Sarah Curtis-Henry understands this point all too well. She has previously held leadership positions at Guerlain, Clinique and Estée Lauder. In her role at Fresh, she leads an expansive team across several departments, including strategy, business development, finance and operations, sales, e-commerce, PR and customer service. Credited as the VP who will take your call when you need advice on your emerging brand, she believes in paying it forward to bring more representation to the table.

“I’ve leveraged being in the room and my increasing authority to put myself on the line for these conversations,” she said. “I feel that my job is to speak on behalf of those who aren’t represented, because I’m one of them.”

For cofounders KJ Miller and Amanda Johnson, Mented Cosmetics came out of a personal need for a nude lipstick that actually matched their darker skin tones. They were fed up with not seeing themselves in beauty lines that were marketed to them.

“This idea of one size fits all beauty was exactly why my partner and I started our company,” she said. “We just wanted to be able to participate. We just wanted to be able to pull a lipstick out that was our natural color. That should be easy, and yet it was so difficult.”

The two Harvard Business School grads didn’t take their issue to an already established brand. They learned how to make lipstick in their kitchen, took the formulations to a chemist and created their own seat at the beauty industry table.

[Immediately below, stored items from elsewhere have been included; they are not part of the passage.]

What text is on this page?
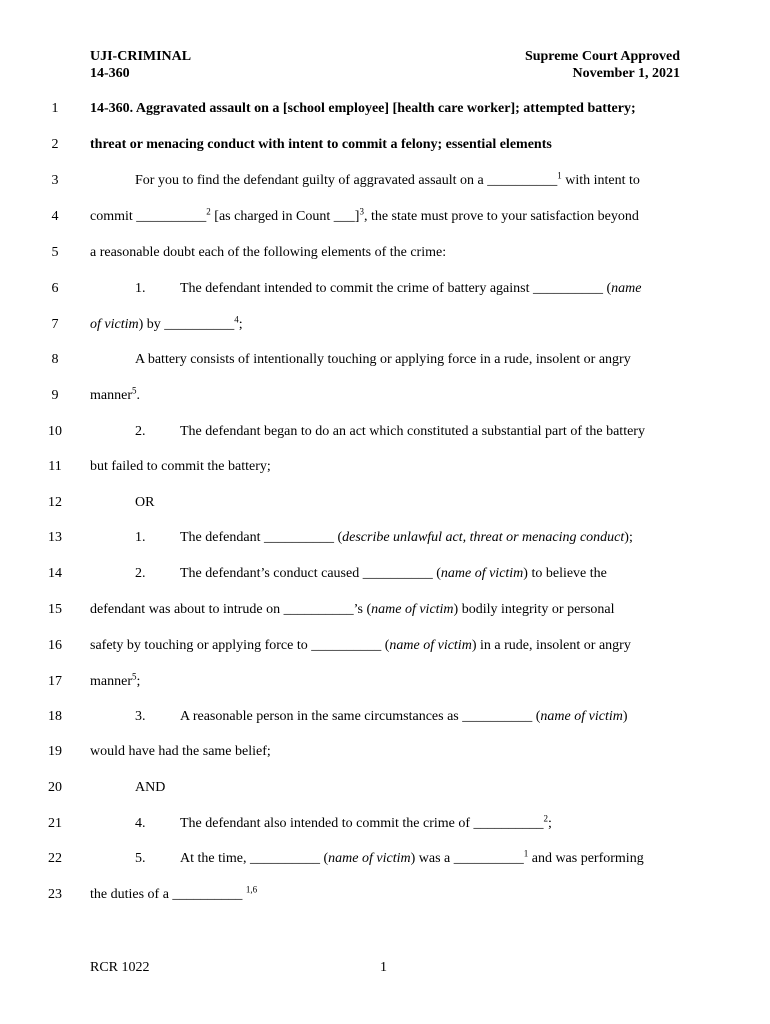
UJI-CRIMINAL
14-360
Supreme Court Approved
November 1, 2021
1	14-360. Aggravated assault on a [school employee] [health care worker]; attempted battery;
2	threat or menacing conduct with intent to commit a felony; essential elements
3	For you to find the defendant guilty of aggravated assault on a __________$^1$ with intent to
4	commit __________$^2$ [as charged in Count ___]$^3$, the state must prove to your satisfaction beyond
5	a reasonable doubt each of the following elements of the crime:
6	1. The defendant intended to commit the crime of battery against __________ (name
7	of victim) by __________$^4$;
8	A battery consists of intentionally touching or applying force in a rude, insolent or angry
9	manner$^5$.
10	2. The defendant began to do an act which constituted a substantial part of the battery
11	but failed to commit the battery;
12	OR
13	1. The defendant __________ (describe unlawful act, threat or menacing conduct);
14	2. The defendant’s conduct caused __________ (name of victim) to believe the
15	defendant was about to intrude on __________’s (name of victim) bodily integrity or personal
16	safety by touching or applying force to __________ (name of victim) in a rude, insolent or angry
17	manner$^5$;
18	3. A reasonable person in the same circumstances as __________ (name of victim)
19	would have had the same belief;
20	AND
21	4. The defendant also intended to commit the crime of __________$^2$;
22	5. At the time, __________ (name of victim) was a __________$^1$ and was performing
23	the duties of a __________ $^{1,6}$
RCR 1022	1
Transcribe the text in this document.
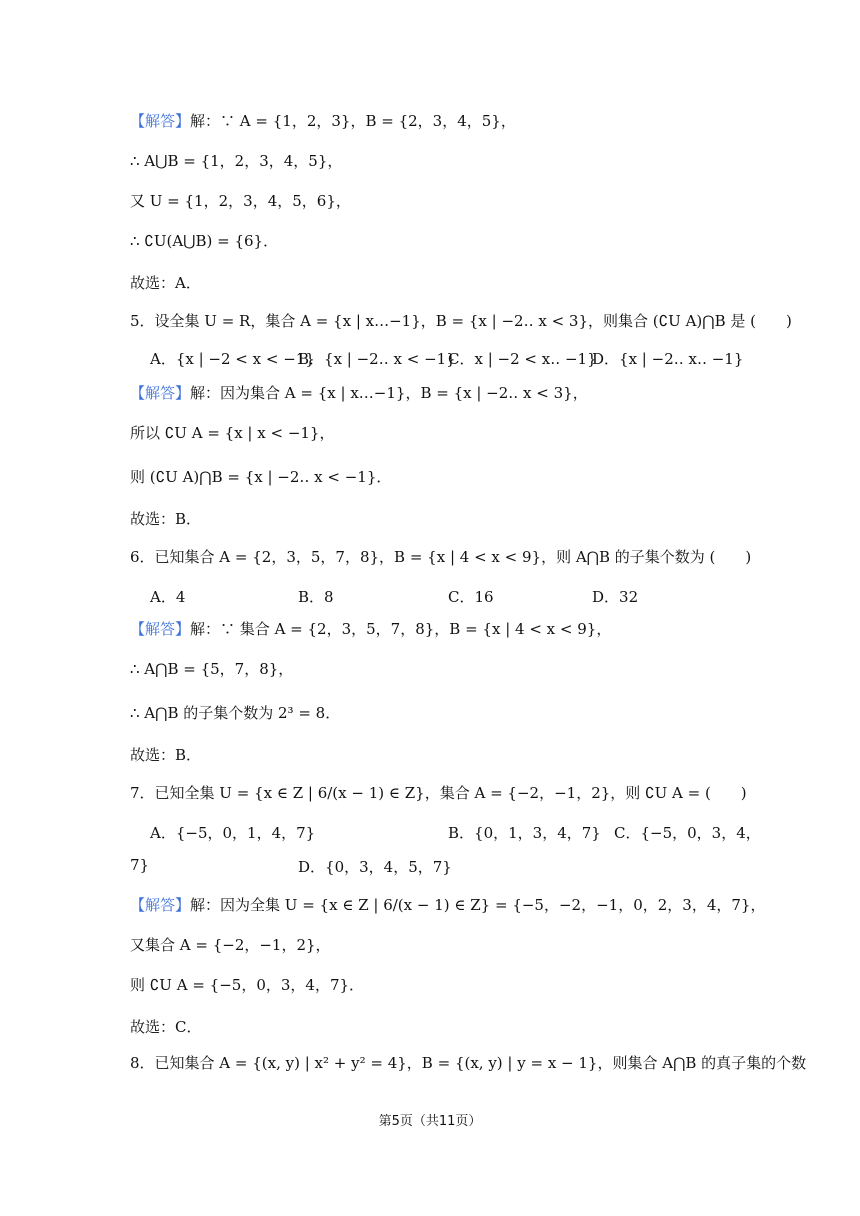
【解答】解：∵ A = {1，2，3}，B = {2，3，4，5}，
∴ A⋃B = {1，2，3，4，5}，
又 U = {1，2，3，4，5，6}，
∴ ∁U(A⋃B) = {6}．
故选：A．
5．设全集 U = R，集合 A = {x | x…−1}，B = {x | −2‥ x < 3}，则集合 (∁U A)⋂B 是 (　　)
A．{x | −2 < x < −1}
B．{x | −2‥ x < −1}
C．x | −2 < x‥ −1}
D．{x | −2‥ x‥ −1}
【解答】解：因为集合 A = {x | x…−1}，B = {x | −2‥ x < 3}，
所以 ∁U A = {x | x < −1}，
则 (∁U A)⋂B = {x | −2‥ x < −1}．
故选：B．
6．已知集合 A = {2，3，5，7，8}，B = {x | 4 < x < 9}，则 A⋂B 的子集个数为 (　　)
A．4	B．8	C．16	D．32
【解答】解：∵ 集合 A = {2，3，5，7，8}，B = {x | 4 < x < 9}，
∴ A⋂B = {5，7，8}，
∴ A⋂B 的子集个数为 2³ = 8．
故选：B．
7．已知全集 U = {x ∈ Z | 6/(x − 1) ∈ Z}，集合 A = {−2，−1，2}，则 ∁U A = (　　)
A．{−5，0，1，4，7}	B．{0，1，3，4，7} C．{−5，0，3，4，
7}	D．{0，3，4，5，7}
【解答】解：因为全集 U = {x ∈ Z | 6/(x − 1) ∈ Z} = {−5，−2，−1，0，2，3，4，7}，
又集合 A = {−2，−1，2}，
则 ∁U A = {−5，0，3，4，7}．
故选：C．
8．已知集合 A = {(x, y) | x² + y² = 4}，B = {(x, y) | y = x − 1}，则集合 A⋂B 的真子集的个数
第5页（共11页）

While the beauty industry has made many strides toward diversity and inclusion over the past decade (more so than the fashion industry, as Welteroth pointed out), there’s still a lot of room for growth. Instagram accounts like Estee Laundry and Diet Prada have taken on the task of calling out brands for bad behavior where racism, classism, sexism, cultural appropriation and the like are concerned. And the panelists agree that these issues need to be addressed, but they also think it can become dangerous when it begins to cross the line into cancel culture. 

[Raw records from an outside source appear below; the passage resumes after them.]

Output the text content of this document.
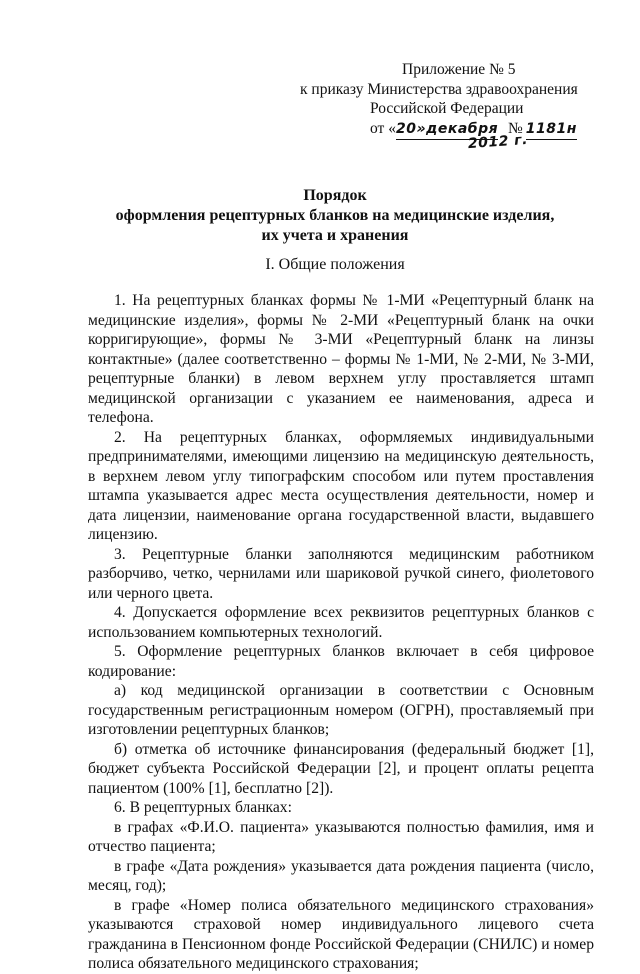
Приложение № 5
к приказу Министерства здравоохранения
Российской Федерации
от «20»декабря № 1181н
2012 г.
Порядок
оформления рецептурных бланков на медицинские изделия,
их учета и хранения
I. Общие положения

1. На рецептурных бланках формы № 1-МИ «Рецептурный бланк на медицинские изделия», формы № 2-МИ «Рецептурный бланк на очки корригирующие», формы № 3-МИ «Рецептурный бланк на линзы контактные» (далее соответственно – формы № 1-МИ, № 2-МИ, № 3-МИ, рецептурные бланки) в левом верхнем углу проставляется штамп медицинской организации с указанием ее наименования, адреса и телефона.

2. На рецептурных бланках, оформляемых индивидуальными предпринимателями, имеющими лицензию на медицинскую деятельность, в верхнем левом углу типографским способом или путем проставления штампа указывается адрес места осуществления деятельности, номер и дата лицензии, наименование органа государственной власти, выдавшего лицензию.

3. Рецептурные бланки заполняются медицинским работником разборчиво, четко, чернилами или шариковой ручкой синего, фиолетового или черного цвета.

4. Допускается оформление всех реквизитов рецептурных бланков с использованием компьютерных технологий.

5. Оформление рецептурных бланков включает в себя цифровое кодирование:

а) код медицинской организации в соответствии с Основным государственным регистрационным номером (ОГРН), проставляемый при изготовлении рецептурных бланков;

б) отметка об источнике финансирования (федеральный бюджет [1], бюджет субъекта Российской Федерации [2], и процент оплаты рецепта пациентом (100% [1], бесплатно [2]).

6. В рецептурных бланках:

в графах «Ф.И.О. пациента» указываются полностью фамилия, имя и отчество пациента;

в графе «Дата рождения» указывается дата рождения пациента (число, месяц, год);

в графе «Номер полиса обязательного медицинского страхования» указываются страховой номер индивидуального лицевого счета гражданина в Пенсионном фонде Российской Федерации (СНИЛС) и номер полиса обязательного медицинского страхования;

“I think at the end of the day, everyone is human. And I think it’s about having an honest conversation, owning it, and saying, ‘You know what? That was blind of me, or that was ignorant of me,’” said Nancy Twine, who started Briogeo to fill a void for a clean hair care brand that catered to a diverse clientele. “And it’s not only about owning it, but having introspection and really thinking hard about what you need to be doing going forward to make sure that it doesn’t happen again.”

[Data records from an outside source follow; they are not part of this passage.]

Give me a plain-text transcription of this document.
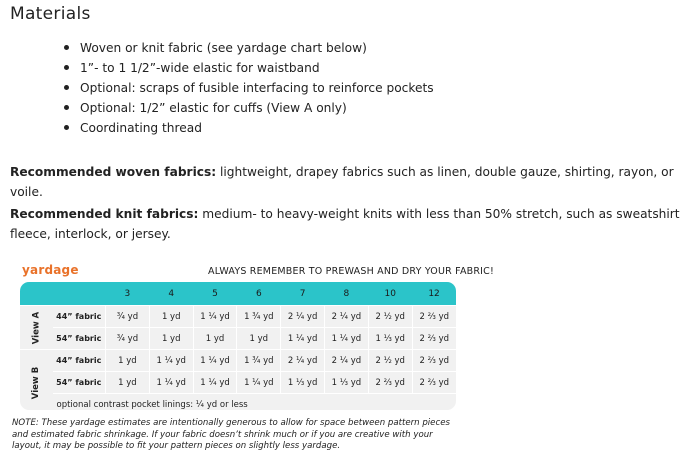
Materials
Woven or knit fabric (see yardage chart below)
1”- to 1 1/2”-wide elastic for waistband
Optional: scraps of fusible interfacing to reinforce pockets
Optional: 1/2” elastic for cuffs (View A only)
Coordinating thread
Recommended woven fabrics: lightweight, drapey fabrics such as linen, double gauze, shirting, rayon, or voile.
Recommended knit fabrics: medium- to heavy-weight knits with less than 50% stretch, such as sweatshirt fleece, interlock, or jersey.
yardage	ALWAYS REMEMBER TO PREWASH AND DRY YOUR FABRIC!
		3	4	5	6	7	8	10	12
View A	44” fabric	¾ yd	1 yd	1 ¼ yd	1 ¾ yd	2 ¼ yd	2 ¼ yd	2 ½ yd	2 ⅔ yd
	54” fabric	¾ yd	1 yd	1 yd	1 yd	1 ¼ yd	1 ¼ yd	1 ⅓ yd	2 ⅔ yd
View B	44” fabric	1 yd	1 ¼ yd	1 ¼ yd	1 ¾ yd	2 ¼ yd	2 ¼ yd	2 ½ yd	2 ⅔ yd
	54” fabric	1 yd	1 ¼ yd	1 ¼ yd	1 ¼ yd	1 ⅓ yd	1 ⅓ yd	2 ⅔ yd	2 ⅔ yd
	optional contrast pocket linings: ¼ yd or less								
NOTE: These yardage estimates are intentionally generous to allow for space between pattern pieces and estimated fabric shrinkage. If your fabric doesn’t shrink much or if you are creative with your layout, it may be possible to fit your pattern pieces on slightly less yardage.
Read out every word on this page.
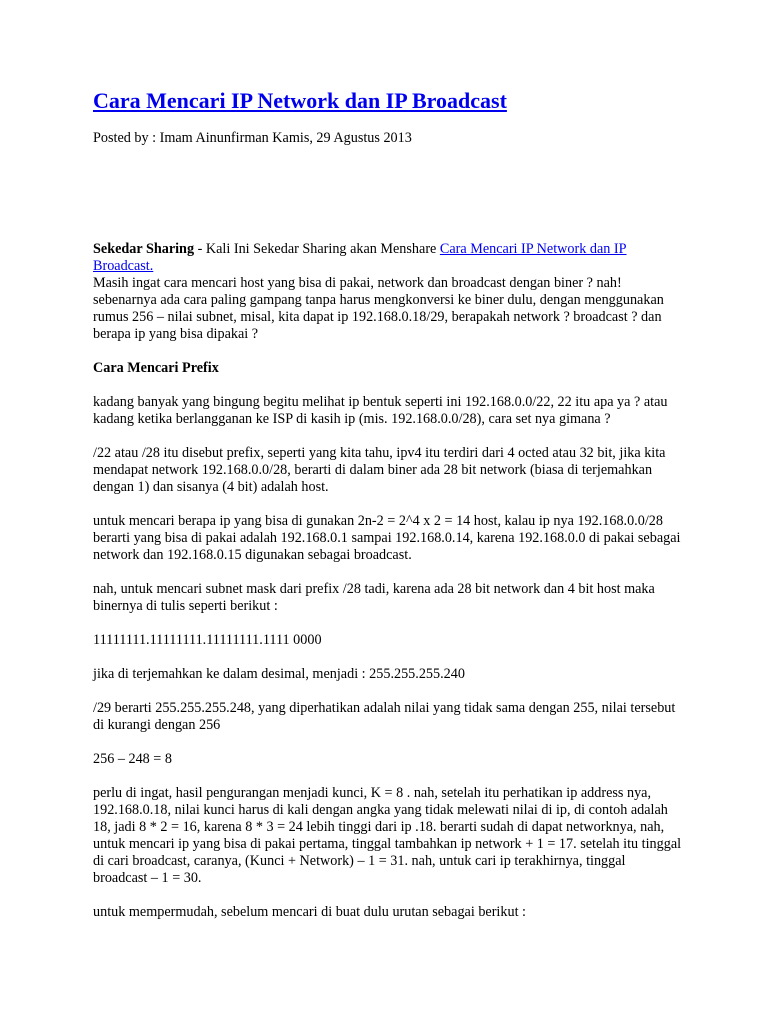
Cara Mencari IP Network dan IP Broadcast
Posted by : Imam Ainunfirman Kamis, 29 Agustus 2013

Sekedar Sharing - Kali Ini Sekedar Sharing akan Menshare Cara Mencari IP Network dan IP Broadcast.

Masih ingat cara mencari host yang bisa di pakai, network dan broadcast dengan biner ? nah! sebenarnya ada cara paling gampang tanpa harus mengkonversi ke biner dulu, dengan menggunakan rumus 256 – nilai subnet, misal, kita dapat ip 192.168.0.18/29, berapakah network ? broadcast ? dan berapa ip yang bisa dipakai ?

Cara Mencari Prefix

kadang banyak yang bingung begitu melihat ip bentuk seperti ini 192.168.0.0/22, 22 itu apa ya ? atau kadang ketika berlangganan ke ISP di kasih ip (mis. 192.168.0.0/28), cara set nya gimana ?

/22 atau /28 itu disebut prefix, seperti yang kita tahu, ipv4 itu terdiri dari 4 octed atau 32 bit, jika kita mendapat network 192.168.0.0/28, berarti di dalam biner ada 28 bit network (biasa di terjemahkan dengan 1) dan sisanya (4 bit) adalah host.

untuk mencari berapa ip yang bisa di gunakan 2n-2 = 2^4 x 2 = 14 host, kalau ip nya 192.168.0.0/28 berarti yang bisa di pakai adalah 192.168.0.1 sampai 192.168.0.14, karena 192.168.0.0 di pakai sebagai network dan 192.168.0.15 digunakan sebagai broadcast.

nah, untuk mencari subnet mask dari prefix /28 tadi, karena ada 28 bit network dan 4 bit host maka binernya di tulis seperti berikut :

11111111.11111111.11111111.1111 0000

jika di terjemahkan ke dalam desimal, menjadi : 255.255.255.240

/29 berarti 255.255.255.248, yang diperhatikan adalah nilai yang tidak sama dengan 255, nilai tersebut di kurangi dengan 256

256 – 248 = 8

perlu di ingat, hasil pengurangan menjadi kunci, K = 8 . nah, setelah itu perhatikan ip address nya, 192.168.0.18, nilai kunci harus di kali dengan angka yang tidak melewati nilai di ip, di contoh adalah 18, jadi 8 * 2 = 16, karena 8 * 3 = 24 lebih tinggi dari ip .18. berarti sudah di dapat networknya, nah, untuk mencari ip yang bisa di pakai pertama, tinggal tambahkan ip network + 1 = 17. setelah itu tinggal di cari broadcast, caranya, (Kunci + Network) – 1 = 31. nah, untuk cari ip terakhirnya, tinggal broadcast – 1 = 30.

untuk mempermudah, sebelum mencari di buat dulu urutan sebagai berikut :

And while you don’t want to be the brand associated with a foundation range mocked by consumers as 50 shades of beige, it doesn’t have to be the death of your brand as communities of color are concerned.

Sephora found itself in that same spotlight this spring after singer SZA tweeted that she had been racially profiled by an employee in one of its Calabasas stores. One month later the company held a countrywide shutdown of all its stores across the U.S. for an employee workshop on inclusion and belonging.

The shutdown was part of a larger change for Sephora as it had recently launched a brand-new manifesto, titled “We Belong to Something Beautiful.” The first chapter of the Belong campaign launched in June called “Identify As We,” which focused on gender fluidity and inclusion. And just last week the second part of the campaign, Color Up Close, launched. Part two “honors the diversity of all clients and implements a series of actions to ignite immediate and long-term improvements.”

It zeroes in on the need for brands not only to offer a variety of shade ranges for the consumer but also to embrace their diverse backgrounds as part of the brand’s community. Color Up Close also includes initiatives that include ongoing employee education on inclusion, a $1 million donation to five civic and human rights organizations, and a new COLOR iQ experience with improved color-matching technology.

As guests shuffled out of the event, a Sephora campaign photo featuring several models was their last impression. One of the models is JoAni Johnson, the Black silver-haired 67-year-old who began her modeling career just a few years ago. Her presence is an example of the type of inclusion that we need more of, and her inclusion offers hope that we are moving in the right direction.